Regulatory Watch: Court Sides with Company in E-Banking Security Breach

February 28, 2014
Failure to tell company of transaction alerts puts responsibility for big loss on bank.

Fri Reg and Accting - Law BooksCompanies that use e-banking services have to typically sign waivers that allow banks to avoid liability for losses due to fraudulent withdrawals if the banks’ security systems are “commercially reasonable.” A Federal court recently ruled that one bank that failed to tell its corporate client of repeated alerts kicked up by its security system was responsible for the losses, even though the system itself was reasonably standard.

The case was brought by Patco Construction Co. against People’s United Bank. In 2009 the bank allowed six fraudulent withdrawals totaling $588,851 to go through despite its system identifying them as high risk. The bank did not tell Patco of the transactions before clearing them.

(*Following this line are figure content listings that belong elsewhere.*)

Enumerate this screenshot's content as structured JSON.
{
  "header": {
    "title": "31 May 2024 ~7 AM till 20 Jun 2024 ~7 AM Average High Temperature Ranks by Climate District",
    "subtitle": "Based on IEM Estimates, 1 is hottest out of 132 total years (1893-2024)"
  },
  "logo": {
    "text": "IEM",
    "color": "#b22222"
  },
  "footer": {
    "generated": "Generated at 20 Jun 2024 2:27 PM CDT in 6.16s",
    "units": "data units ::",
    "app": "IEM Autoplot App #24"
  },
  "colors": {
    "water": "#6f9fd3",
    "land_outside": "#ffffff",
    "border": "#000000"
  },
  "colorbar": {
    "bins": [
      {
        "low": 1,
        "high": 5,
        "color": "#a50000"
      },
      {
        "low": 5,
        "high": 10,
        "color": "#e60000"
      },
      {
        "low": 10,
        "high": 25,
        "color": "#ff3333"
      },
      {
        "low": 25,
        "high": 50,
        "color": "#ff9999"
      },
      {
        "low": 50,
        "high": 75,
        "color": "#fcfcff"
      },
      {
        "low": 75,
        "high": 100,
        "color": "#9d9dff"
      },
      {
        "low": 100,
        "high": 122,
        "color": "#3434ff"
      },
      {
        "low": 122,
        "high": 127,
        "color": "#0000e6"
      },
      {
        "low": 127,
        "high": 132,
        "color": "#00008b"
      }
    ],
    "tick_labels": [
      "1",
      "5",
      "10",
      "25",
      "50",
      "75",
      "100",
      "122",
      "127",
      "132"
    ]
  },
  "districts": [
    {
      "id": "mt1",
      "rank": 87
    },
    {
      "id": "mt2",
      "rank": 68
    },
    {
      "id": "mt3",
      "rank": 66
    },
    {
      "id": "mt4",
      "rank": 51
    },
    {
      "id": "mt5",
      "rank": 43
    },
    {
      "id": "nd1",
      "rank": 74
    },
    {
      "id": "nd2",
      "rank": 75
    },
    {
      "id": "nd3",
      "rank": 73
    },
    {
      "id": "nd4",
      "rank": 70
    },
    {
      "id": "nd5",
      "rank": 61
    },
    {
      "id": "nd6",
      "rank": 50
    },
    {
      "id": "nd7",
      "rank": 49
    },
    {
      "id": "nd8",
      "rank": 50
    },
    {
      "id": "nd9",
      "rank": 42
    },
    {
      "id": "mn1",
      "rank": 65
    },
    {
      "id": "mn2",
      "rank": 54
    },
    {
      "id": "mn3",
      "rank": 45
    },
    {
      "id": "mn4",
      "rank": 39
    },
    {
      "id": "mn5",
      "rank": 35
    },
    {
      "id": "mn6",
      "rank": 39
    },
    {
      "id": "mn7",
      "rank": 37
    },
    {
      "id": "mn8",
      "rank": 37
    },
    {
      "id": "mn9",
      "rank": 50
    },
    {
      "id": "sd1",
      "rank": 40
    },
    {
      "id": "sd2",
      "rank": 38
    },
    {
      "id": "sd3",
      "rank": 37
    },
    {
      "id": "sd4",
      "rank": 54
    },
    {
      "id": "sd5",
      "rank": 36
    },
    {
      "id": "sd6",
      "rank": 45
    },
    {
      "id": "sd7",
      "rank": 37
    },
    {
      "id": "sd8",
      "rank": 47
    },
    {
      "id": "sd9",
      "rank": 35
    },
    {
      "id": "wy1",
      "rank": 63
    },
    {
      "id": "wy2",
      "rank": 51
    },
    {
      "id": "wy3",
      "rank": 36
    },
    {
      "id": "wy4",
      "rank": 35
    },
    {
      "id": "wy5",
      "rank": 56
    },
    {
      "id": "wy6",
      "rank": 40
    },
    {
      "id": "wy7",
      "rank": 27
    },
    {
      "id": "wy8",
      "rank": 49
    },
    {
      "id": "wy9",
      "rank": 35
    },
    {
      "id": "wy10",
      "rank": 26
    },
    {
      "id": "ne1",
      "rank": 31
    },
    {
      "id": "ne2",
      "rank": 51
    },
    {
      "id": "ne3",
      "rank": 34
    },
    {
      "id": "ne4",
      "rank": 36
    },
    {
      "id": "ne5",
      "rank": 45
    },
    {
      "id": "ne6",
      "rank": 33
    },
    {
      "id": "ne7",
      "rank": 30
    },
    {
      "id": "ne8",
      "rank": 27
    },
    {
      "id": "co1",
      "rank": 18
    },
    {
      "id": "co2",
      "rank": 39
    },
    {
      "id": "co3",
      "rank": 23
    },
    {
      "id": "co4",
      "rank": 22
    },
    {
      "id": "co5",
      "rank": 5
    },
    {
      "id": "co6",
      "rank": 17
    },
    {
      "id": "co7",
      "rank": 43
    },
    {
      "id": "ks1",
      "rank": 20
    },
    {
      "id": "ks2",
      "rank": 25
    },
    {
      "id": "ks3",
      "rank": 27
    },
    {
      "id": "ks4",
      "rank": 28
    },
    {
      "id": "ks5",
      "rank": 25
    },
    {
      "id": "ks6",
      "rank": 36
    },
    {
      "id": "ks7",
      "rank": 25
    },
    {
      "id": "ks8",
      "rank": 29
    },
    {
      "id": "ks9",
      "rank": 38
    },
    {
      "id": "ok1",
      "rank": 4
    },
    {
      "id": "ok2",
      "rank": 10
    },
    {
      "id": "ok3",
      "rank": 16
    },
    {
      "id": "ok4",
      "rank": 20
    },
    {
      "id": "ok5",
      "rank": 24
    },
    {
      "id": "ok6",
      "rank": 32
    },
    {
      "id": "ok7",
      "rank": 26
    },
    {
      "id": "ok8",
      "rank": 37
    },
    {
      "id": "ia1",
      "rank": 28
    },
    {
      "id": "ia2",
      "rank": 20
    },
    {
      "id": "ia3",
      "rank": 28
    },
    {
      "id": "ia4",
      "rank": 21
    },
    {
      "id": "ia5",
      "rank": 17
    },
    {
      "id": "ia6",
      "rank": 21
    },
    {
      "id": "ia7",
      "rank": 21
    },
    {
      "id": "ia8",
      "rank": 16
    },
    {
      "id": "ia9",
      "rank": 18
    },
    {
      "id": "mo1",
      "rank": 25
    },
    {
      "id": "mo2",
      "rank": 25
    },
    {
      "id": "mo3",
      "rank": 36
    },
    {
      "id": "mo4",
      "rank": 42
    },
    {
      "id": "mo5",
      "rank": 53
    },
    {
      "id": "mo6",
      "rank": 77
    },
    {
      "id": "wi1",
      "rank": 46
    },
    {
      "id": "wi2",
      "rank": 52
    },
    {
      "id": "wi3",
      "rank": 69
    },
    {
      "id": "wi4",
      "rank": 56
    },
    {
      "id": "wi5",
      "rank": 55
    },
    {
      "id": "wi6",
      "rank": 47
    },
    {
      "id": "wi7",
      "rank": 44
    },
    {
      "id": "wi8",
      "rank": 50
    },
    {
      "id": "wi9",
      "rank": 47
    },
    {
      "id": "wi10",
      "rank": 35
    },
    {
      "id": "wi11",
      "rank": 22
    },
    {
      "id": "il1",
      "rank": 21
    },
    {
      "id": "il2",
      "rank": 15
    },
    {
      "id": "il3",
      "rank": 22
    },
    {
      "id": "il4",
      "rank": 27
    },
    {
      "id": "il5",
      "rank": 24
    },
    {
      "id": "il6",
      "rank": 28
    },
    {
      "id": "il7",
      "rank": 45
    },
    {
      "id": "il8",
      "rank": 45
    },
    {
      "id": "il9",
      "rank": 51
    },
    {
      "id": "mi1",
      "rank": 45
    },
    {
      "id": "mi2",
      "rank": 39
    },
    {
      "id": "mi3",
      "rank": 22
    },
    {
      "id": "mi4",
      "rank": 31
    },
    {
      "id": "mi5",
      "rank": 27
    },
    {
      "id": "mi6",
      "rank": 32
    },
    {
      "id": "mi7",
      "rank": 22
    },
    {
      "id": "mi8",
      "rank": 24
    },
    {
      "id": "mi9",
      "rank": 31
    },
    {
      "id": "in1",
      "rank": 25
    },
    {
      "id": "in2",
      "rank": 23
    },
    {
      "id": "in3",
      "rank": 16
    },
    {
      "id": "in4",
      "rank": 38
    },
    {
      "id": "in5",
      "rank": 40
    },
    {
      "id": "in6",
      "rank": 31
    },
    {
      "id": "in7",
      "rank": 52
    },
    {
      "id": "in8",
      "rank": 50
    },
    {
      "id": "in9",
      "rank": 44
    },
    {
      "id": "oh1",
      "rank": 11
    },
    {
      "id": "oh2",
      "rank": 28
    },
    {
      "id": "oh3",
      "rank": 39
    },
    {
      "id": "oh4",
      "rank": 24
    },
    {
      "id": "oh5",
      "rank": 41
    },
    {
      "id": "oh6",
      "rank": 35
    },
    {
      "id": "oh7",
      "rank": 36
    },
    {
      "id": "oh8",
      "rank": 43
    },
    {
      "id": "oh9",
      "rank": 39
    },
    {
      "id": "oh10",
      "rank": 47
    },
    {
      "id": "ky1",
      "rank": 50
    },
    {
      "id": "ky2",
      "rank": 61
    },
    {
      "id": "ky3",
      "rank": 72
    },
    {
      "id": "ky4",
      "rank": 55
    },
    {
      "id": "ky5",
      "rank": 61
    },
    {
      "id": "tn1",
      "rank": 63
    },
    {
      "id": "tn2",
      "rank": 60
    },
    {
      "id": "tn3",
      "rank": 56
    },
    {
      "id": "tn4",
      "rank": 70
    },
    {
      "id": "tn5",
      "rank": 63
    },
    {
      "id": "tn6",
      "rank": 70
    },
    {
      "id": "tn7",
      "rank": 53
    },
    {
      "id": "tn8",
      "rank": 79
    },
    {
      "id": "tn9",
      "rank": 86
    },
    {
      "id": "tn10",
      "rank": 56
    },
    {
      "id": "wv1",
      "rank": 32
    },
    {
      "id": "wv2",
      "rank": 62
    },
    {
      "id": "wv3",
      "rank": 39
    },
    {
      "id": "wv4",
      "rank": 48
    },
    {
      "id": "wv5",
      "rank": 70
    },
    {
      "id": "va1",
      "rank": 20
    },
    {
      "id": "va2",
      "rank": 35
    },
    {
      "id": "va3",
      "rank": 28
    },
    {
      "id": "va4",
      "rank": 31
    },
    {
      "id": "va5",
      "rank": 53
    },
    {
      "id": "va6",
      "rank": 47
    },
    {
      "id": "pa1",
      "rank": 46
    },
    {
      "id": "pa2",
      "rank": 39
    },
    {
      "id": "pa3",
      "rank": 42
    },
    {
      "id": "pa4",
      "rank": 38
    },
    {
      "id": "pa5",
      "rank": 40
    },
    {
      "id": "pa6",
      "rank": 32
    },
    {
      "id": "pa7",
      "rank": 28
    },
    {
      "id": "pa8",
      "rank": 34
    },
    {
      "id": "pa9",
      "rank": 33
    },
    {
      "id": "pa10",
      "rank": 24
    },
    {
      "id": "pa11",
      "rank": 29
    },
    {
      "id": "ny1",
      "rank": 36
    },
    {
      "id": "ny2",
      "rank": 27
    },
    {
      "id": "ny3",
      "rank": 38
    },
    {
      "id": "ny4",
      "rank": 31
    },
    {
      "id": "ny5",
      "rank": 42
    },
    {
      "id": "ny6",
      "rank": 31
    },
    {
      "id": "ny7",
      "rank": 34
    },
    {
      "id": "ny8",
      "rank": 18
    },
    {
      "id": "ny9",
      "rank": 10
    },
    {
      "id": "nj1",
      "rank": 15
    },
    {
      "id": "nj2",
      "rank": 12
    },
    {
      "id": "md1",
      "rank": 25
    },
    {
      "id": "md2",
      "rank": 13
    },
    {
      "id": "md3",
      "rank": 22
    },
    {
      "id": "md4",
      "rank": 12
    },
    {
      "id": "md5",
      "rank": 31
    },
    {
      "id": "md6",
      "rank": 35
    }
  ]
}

Patco sued in Federal court, arguing that the bank’s system was not “commercially reasonable” as defined by the Uniform Commercial Code. People’s United argued that the e-banking agreement that Patco signed severely limited the bank’s liability for the fraud.

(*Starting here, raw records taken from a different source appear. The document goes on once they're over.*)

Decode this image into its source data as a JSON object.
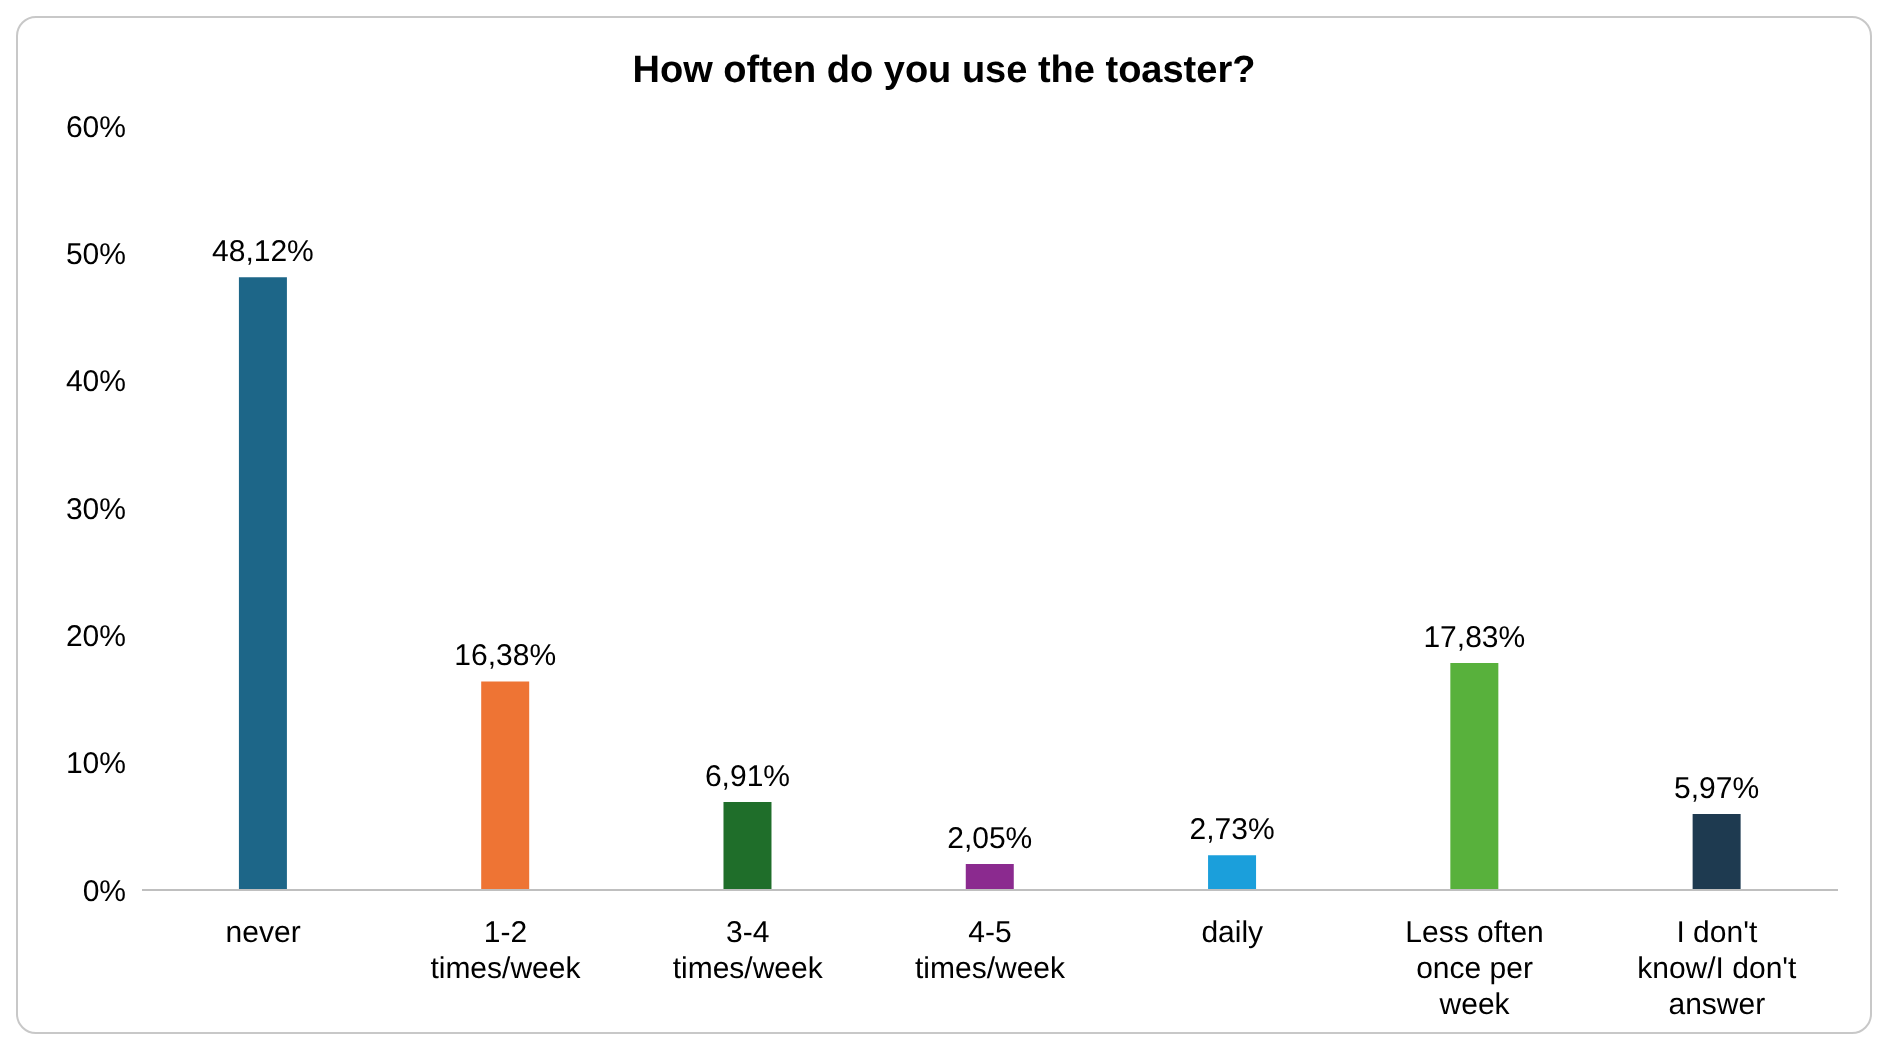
{
  "chart_data": {
    "type": "bar",
    "title": "How often do you use the toaster?",
    "categories": [
      "never",
      "1-2 times/week",
      "3-4 times/week",
      "4-5 times/week",
      "daily",
      "Less often once per week",
      "I don't know/I don't answer"
    ],
    "values": [
      48.12,
      16.38,
      6.91,
      2.05,
      2.73,
      17.83,
      5.97
    ],
    "colors": [
      "#1d6688",
      "#ee7434",
      "#1f6e2a",
      "#8b2a8f",
      "#1b9fdb",
      "#58b13c",
      "#1e3a50"
    ],
    "value_labels": [
      "48,12%",
      "16,38%",
      "6,91%",
      "2,05%",
      "2,73%",
      "17,83%",
      "5,97%"
    ],
    "ylim": [
      0,
      60
    ],
    "yticks": [
      {
        "value": 0,
        "label": "0%"
      },
      {
        "value": 10,
        "label": "10%"
      },
      {
        "value": 20,
        "label": "20%"
      },
      {
        "value": 30,
        "label": "30%"
      },
      {
        "value": 40,
        "label": "40%"
      },
      {
        "value": 50,
        "label": "50%"
      },
      {
        "value": 60,
        "label": "60%"
      }
    ],
    "grid": false,
    "legend": false
  }
}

According to an article on the case by attorney Pedro Pavón of law firm Carlton Fields Jorden Burt, “In court, Patco argued that the bank’s security system was not commercially reasonable because the $1 threshold the bank set meant that Patco had to answer challenge questions on every transaction it made, thereby increasing the risk that the answers to its challenge questions would be compromised…. Patco also argued that the bank did not incorporate its security measures adequately by failing to monitor high risk score transactions, and did not provide email alerts or other immediate notices of suspicious activity. The bank argued that its security program was reasonable, and should be binding because Patco agreed to it.”

The lower court agreed with the bank, but the appeals court sided with Patco. The result should give comfort to corporates that incompetence by a bank’s security IT team or system can lead to the bank having responsibility for fraudulent activity, rather than it coming out of the pocket of the treasury group that assumed incorrectly that the bank’s security protocols were adequate.